Ils ne mirent que quelques minutes à les retrouver, malgré la nuit noire qui faisait perdre ses repères à Parnos. Il était très inquiet à l’idée de servir de guide au groupe, car tous n’avanceraient pas à la même vitesse, et lui-même n’ayant pas arpenté la forêt depuis tant d’années, il n’était même pas certain de retrouver l’entrée du tunnel dont il venait de parler à Minos.
Pendant que Minos expliquait brièvement la situation et faisait passer le mot, Parnos se concentrait intensément, cherchant à se souvenir de tout détail qui pourrait l’aider à localiser l’endroit.
Quand Minos donna le signal de départ, au trot, Parnos avait une vague idée de la direction à prendre, mais son esprit était par ailleurs désespérément vide de toute autre indication. Ils ne progressaient que depuis quelques minutes quand ils entendirent du bruit, assourdi, provenant de quelque part derrière eux. La bataille commençait, et alors qu’ils auraient déjà dû être en position d’y participer, les voilà qui lui tournaient le dos pour s’enfoncer dans la forêt.
Minos désespérait intérieurement : lui comme les autres trébuchaient de temps en temps, et leur groupe, parti compact, forma bientôt une longue colonne. Minos ordonna d’allumer des torches : il était impératif qu’ils voient où ils mettaient les pieds.
Ils avançaient depuis demi-heure quand ce fut au tour de Parnos de trébucher en jurant. Mais avant que Minos ne l’ait rejoint, il poussa un cri de joie.
– Je sais où nous sommes, Minos ! Voilà le Chêne du Merlhand, qui fut offert à votre arrière-grand-père Mélentos par…
– On s’en fiche, Parnos, on s’en fiche ! cria Minos. Où est cette maudite entrée ?
– A une centaine de mètres. Par ici ! fit-il en se remettant à courir, pour s’arrêter quelques instants plus tard devant une masse sombre et gigantesque.
– C’est sans doute l’un des plus vieux et des plus grands chênes de la forêt, et il y a un boyau qui commence dans ses racines, expliqua-t-il. Ce tunnel est différent des autres car il n’est pas naturel : c’est le troisième comte Ertos qui l’a…
– On s’en fiche, par Arsanné le Maudit ! beugla Minos dans l’oreille de Parnos et en le secouant par le col. On fonce, je te dis !

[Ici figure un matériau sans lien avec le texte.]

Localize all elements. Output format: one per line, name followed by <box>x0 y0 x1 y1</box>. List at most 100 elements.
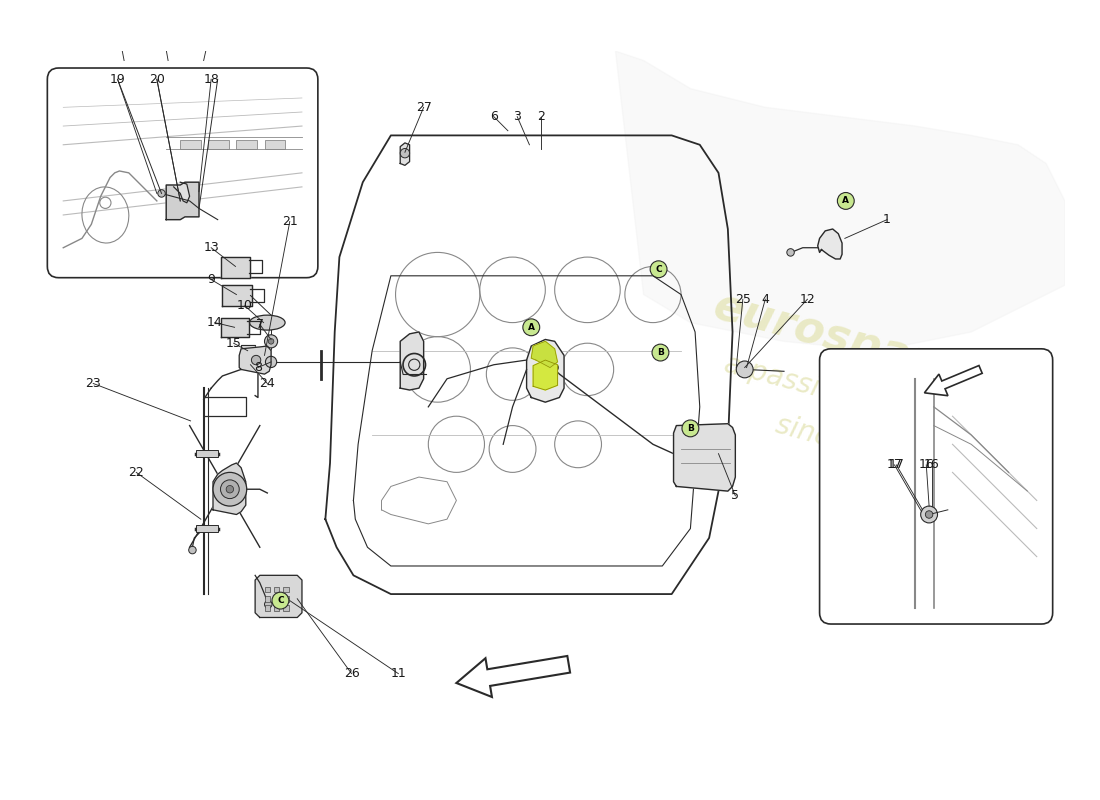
Bar <box>274 606 279 611</box>
Text: 17: 17 <box>889 458 904 471</box>
Circle shape <box>252 355 261 365</box>
Polygon shape <box>166 182 199 220</box>
Polygon shape <box>213 463 245 514</box>
Polygon shape <box>255 575 301 618</box>
Circle shape <box>736 361 754 378</box>
Polygon shape <box>616 51 1065 350</box>
Polygon shape <box>817 229 842 259</box>
Circle shape <box>265 356 277 367</box>
Text: 3: 3 <box>514 110 521 123</box>
Text: 17: 17 <box>887 458 902 471</box>
Text: 5: 5 <box>732 490 739 502</box>
Text: 22: 22 <box>129 466 144 479</box>
Text: 25: 25 <box>735 293 751 306</box>
Text: 16: 16 <box>924 458 939 471</box>
Text: A: A <box>528 322 535 332</box>
Polygon shape <box>220 318 249 337</box>
Text: 20: 20 <box>148 0 165 3</box>
Circle shape <box>264 601 272 608</box>
Text: a passion for parts: a passion for parts <box>720 350 978 445</box>
Polygon shape <box>222 285 252 306</box>
Text: 6: 6 <box>490 110 498 123</box>
Text: 20: 20 <box>148 73 165 86</box>
Polygon shape <box>534 360 558 390</box>
Text: 19: 19 <box>110 73 125 86</box>
Circle shape <box>400 149 409 158</box>
Text: 11: 11 <box>390 667 406 680</box>
Text: B: B <box>688 424 694 433</box>
Bar <box>196 450 218 458</box>
Polygon shape <box>241 345 255 358</box>
Circle shape <box>786 249 794 256</box>
Text: 21: 21 <box>282 215 298 228</box>
Bar <box>180 140 201 150</box>
Circle shape <box>264 334 277 348</box>
Circle shape <box>921 506 937 523</box>
Text: 27: 27 <box>416 101 431 114</box>
Circle shape <box>925 510 933 518</box>
Text: 24: 24 <box>260 377 275 390</box>
FancyBboxPatch shape <box>820 349 1053 624</box>
FancyBboxPatch shape <box>47 68 318 278</box>
Circle shape <box>551 364 559 371</box>
FancyArrow shape <box>456 656 570 697</box>
Text: 19: 19 <box>104 0 120 3</box>
Text: eurospares: eurospares <box>708 284 991 398</box>
Text: A: A <box>843 197 849 206</box>
Circle shape <box>213 472 246 506</box>
Polygon shape <box>527 339 564 402</box>
Text: 8: 8 <box>254 361 262 374</box>
Text: 15: 15 <box>226 337 242 350</box>
Circle shape <box>682 420 698 437</box>
Text: 12: 12 <box>800 293 815 306</box>
Ellipse shape <box>250 315 285 330</box>
Polygon shape <box>673 424 735 491</box>
Circle shape <box>268 338 274 344</box>
Bar <box>274 586 279 592</box>
Bar <box>283 586 289 592</box>
Polygon shape <box>239 346 271 374</box>
Text: 13: 13 <box>204 242 219 254</box>
Bar <box>196 525 218 532</box>
Bar <box>264 596 271 602</box>
Circle shape <box>650 261 667 278</box>
Circle shape <box>220 480 239 498</box>
Text: 26: 26 <box>343 667 360 680</box>
Circle shape <box>652 344 669 361</box>
Text: 1: 1 <box>883 213 891 226</box>
Text: 4: 4 <box>761 293 769 306</box>
Circle shape <box>837 193 855 210</box>
FancyArrow shape <box>924 366 982 396</box>
Text: 18: 18 <box>204 73 219 86</box>
Bar <box>274 596 279 602</box>
Text: 10: 10 <box>236 299 253 312</box>
Bar <box>264 586 271 592</box>
Text: 14: 14 <box>207 316 223 329</box>
Polygon shape <box>220 257 251 278</box>
Bar <box>264 606 271 611</box>
Text: C: C <box>277 596 284 605</box>
Circle shape <box>157 190 165 197</box>
Circle shape <box>189 546 196 554</box>
Text: 9: 9 <box>207 273 216 286</box>
Text: 23: 23 <box>86 377 101 390</box>
Bar <box>236 140 257 150</box>
Text: C: C <box>656 265 662 274</box>
Bar <box>264 140 285 150</box>
Text: 2: 2 <box>537 110 544 123</box>
Polygon shape <box>531 342 558 367</box>
Text: B: B <box>657 348 664 357</box>
Text: 18: 18 <box>210 0 225 3</box>
Circle shape <box>227 486 233 493</box>
Bar <box>208 140 229 150</box>
Polygon shape <box>400 332 424 390</box>
Circle shape <box>100 197 111 209</box>
Bar <box>283 596 289 602</box>
Bar <box>283 606 289 611</box>
Polygon shape <box>400 143 409 166</box>
Text: 16: 16 <box>918 458 934 471</box>
Text: since 1985: since 1985 <box>772 411 926 478</box>
Circle shape <box>272 592 289 609</box>
Circle shape <box>522 319 540 336</box>
Text: 7: 7 <box>256 318 264 331</box>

Mais Parnos lui posa une main sur l’épaule et riva ses yeux sur les siens, dans le but évident de le calmer, ce à quoi Minos n’était pas enclin.

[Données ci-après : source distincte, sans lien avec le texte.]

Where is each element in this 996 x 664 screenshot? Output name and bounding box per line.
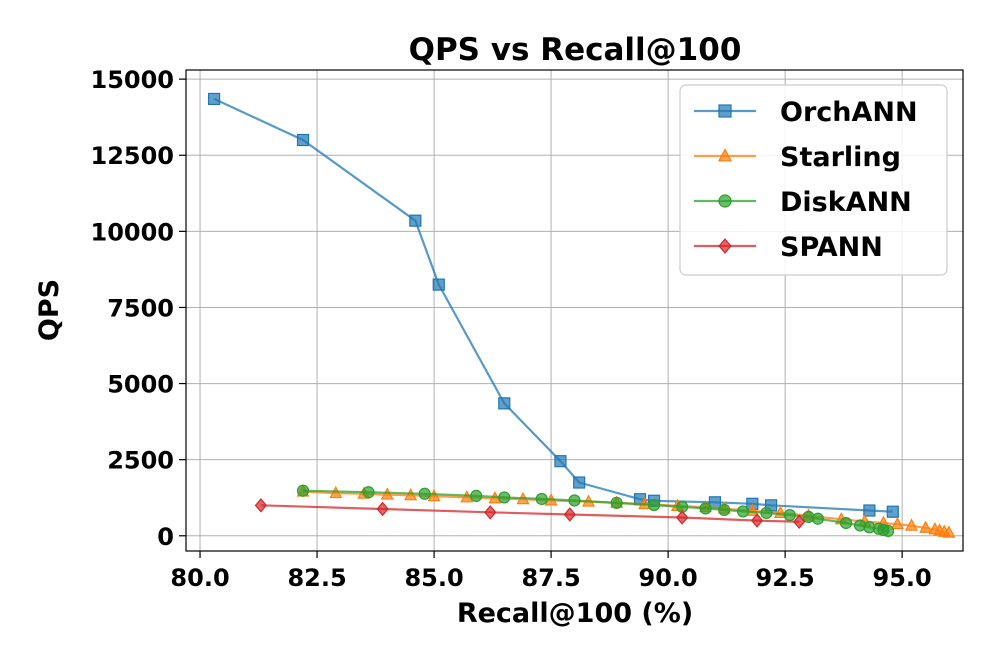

– Quoi, encore ? demanda Minos d’une voix à peine plus calme, tandis que le reste de leur groupe commençait à se rassembler autour d’eux.
– Comme je vous le disais, ce tunnel a été construit, par votre ancêtre Ranatos. Il est long d’à peu près trois kilomètres mais part en ligne droite et a toujours été entretenu depuis son édification, il y a six cent cinquante ans. Enfin, sauf les dix dernières années, bien sûr, mais il ne devrait pas en avoir trop souffert. On va pouvoir courir sans risquer la chute. Il nous conduira à la cave de la forteresse.
– Faites passer le mot ! cria Minos à la cantonade. Et maintenant, on fonce ! Je n’ose imaginer ce qui se passe à la forteresse pendant ce temps-là !
Et ils coururent à nouveau, comme si les gardiens des Dix-Huit Enfers Aiger étaient à leurs trousses. Minos fut ulcéré de constater que malgré ses quarante-cinq ans passés, Parnos était en train de le semer, et le fut d’autant plus que le souffle de Kraeg, qui le suivait, se rapprochait. Ô Lommé qu’il avait hâte d’évacuer sa frustration en fendant des crânes de Guzruns !
Au bout de ce qui lui parut être une éternité, il trouva Parnos, qui reprenait laborieusement son souffle, arc-bouté contre un mur de pierre, qui marquait la fin du tunnel.
Haletant, Minos lui lança :
– Ne me dis pas…que ce boyau…est également…condamné ?
Parnos secoua la tête.
– Non, tout va bien. Le mécanisme qui fait basculer le mur a l’air intact. Reposons-nous un instant en attendant les autres.
– Non, non et non ! fit Minos d’un ton qui ne souffrait d’aucune réplique. On entre, on prend nos marques, et les gars se reposeront sur le chemin ! On a déjà perdu trop de temps !
– Très bien, répondit Parnos avec un soupir résigné.
Il se tourna vers un levier et l’abaissa, dès qu’il se fut assuré que Minos et Kraeg, seuls arrivés jusque-là, avait chacun son arme à la main.

Le mur pivota d’une vingtaine de centimètres, accompagné de grincements déchirants, avant de s’arrêter.
– C’est pas vrai ! siffla Minos entre ses dents. Rien ne nous sera donc épargné, cette nuit ? Kraeg, prend appui contre le mur, arc-boute-toi contre cette maudite porte et fais la basculer ! Laisses-y ta peau s’il le faut mais ouvre-nous le passage !
Sans un mot, Kraeg se mit en position comme il le put. Il exerça une pression moyenne pour tester la résistance de la porte, et ne la sentit pas bouger d’un iota. Inspirant profondément et calant son dos contre l’embrasure en pierre, il poussa la porte avec ses mains, de toutes ses forces de demi-géant. Au départ, rien ne se passa. Puis, alors que la pression qu’il exerçait commençait à le faire souffrir, il sentit un frémissement. Il mobilisa alors toute sa volonté et toute sa puissance en décrétant intérieurement que cette maudite porte de pierre céderait, en même temps que ses bras ou que son dos s’il le fallait, mais qu’elle céderait.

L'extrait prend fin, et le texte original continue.